[coreboot] r3770 - trunk/util/msrtool

Jordan Crouse jordan at cosmicpenguin.net
Tue Nov 25 18:25:33 CET 2008


Peter Stuge wrote:
> Jordan Crouse wrote:
>>> +pc_CFLAGS="$(pkg-config libpci --cflags 2>/dev/null)"
>>> +pc_LDFLAGS="$(pkg-config libpci --libs 2>/dev/null)"
>>> +CFLAGS=$(trycompile "libpci (from pciutils)" "${pc_CFLAGS}" 
>>> "-I/usr/local/include") || {
>>> +	rm -f .config.c
>>> +	exit 1
>> Any reason why we don't just drink all the koolaid and use the full
>> autoconf/automake/pkgconfig system in all its glory?
> 
> findprog(), trycompile() and trylink() in the configure script are
> short, fairly easy to understand and hopefully portable enough.
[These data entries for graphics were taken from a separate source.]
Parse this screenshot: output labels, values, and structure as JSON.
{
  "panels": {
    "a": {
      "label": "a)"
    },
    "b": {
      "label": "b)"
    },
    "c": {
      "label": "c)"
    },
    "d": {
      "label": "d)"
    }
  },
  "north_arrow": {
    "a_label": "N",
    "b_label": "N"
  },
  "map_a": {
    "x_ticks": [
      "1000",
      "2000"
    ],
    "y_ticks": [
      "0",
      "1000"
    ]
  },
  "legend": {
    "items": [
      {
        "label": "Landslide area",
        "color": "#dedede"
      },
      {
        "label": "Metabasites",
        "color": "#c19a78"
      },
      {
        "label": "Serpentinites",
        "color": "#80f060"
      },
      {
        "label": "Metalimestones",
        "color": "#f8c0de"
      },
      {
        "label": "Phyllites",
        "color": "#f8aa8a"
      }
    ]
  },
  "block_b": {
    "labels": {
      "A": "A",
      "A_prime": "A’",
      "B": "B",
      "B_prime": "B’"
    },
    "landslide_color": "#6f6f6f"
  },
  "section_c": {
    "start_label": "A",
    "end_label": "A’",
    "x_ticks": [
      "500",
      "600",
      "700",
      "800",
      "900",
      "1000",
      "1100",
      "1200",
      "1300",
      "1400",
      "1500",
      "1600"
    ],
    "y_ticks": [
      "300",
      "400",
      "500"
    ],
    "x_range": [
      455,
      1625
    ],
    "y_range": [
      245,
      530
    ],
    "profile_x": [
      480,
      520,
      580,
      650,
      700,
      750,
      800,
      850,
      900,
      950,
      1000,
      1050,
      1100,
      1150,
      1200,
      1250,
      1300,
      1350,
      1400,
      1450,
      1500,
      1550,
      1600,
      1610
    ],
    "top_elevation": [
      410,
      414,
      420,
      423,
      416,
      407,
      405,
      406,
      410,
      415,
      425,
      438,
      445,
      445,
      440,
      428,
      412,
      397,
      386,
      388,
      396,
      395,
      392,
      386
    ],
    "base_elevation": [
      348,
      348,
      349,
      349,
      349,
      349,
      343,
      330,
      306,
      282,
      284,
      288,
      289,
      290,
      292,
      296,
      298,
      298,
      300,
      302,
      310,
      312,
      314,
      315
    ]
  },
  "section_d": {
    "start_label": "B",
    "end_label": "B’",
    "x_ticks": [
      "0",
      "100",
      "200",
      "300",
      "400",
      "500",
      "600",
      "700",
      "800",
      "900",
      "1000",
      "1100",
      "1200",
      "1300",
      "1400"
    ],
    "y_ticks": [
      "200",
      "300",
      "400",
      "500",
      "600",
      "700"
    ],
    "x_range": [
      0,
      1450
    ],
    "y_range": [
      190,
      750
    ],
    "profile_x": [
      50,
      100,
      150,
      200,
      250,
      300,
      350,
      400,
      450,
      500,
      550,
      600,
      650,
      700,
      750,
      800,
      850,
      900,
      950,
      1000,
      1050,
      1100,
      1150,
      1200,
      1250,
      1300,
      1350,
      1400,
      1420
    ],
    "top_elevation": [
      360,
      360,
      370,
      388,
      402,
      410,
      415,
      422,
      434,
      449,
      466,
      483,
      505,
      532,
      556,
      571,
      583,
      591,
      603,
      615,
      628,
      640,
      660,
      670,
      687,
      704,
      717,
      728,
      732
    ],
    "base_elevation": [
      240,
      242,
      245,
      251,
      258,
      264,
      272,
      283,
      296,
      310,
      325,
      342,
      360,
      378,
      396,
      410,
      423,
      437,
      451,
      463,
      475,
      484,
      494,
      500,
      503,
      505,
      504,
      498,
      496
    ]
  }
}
Right - but autoconf scripts are portable _without_ hacking.  Thats the 
whole point.

> 
>> This seems to be fairly prone to porting issues - especially the
>> -I/usr/local/include bit.
> 
> The first parameter to trycompile and trylink is a message, all the
> rest are CFLAGS that should be tried in order, one at a time, until
> one is found that will successfully compile/link the file.
> 
> So pkg-config output is tried first, if that doesn't work (maybe no
> pkg-config installed) then -I/usr/local/include is tried. On Gentoo
> no CFLAGS are needed at all because the library is in /usr and
> /usr/include is always searched by gcc.
> 
> My thinking is that this is flexible enough while staying simpler
> than autotools. I hope to get a similar configure script into
> flashrom too, ticket 101.

I really wish you would reconsider - this would probably be a three or 
four line autoconf script
(10 with comments).  You can't get much simpler then that and you would 
really be helping out the packaging folks.  A home brewed configure 
script (and one that is named 'configure' to boot) may seem simpler to 
you, but its just another barrier for others to accept our tools.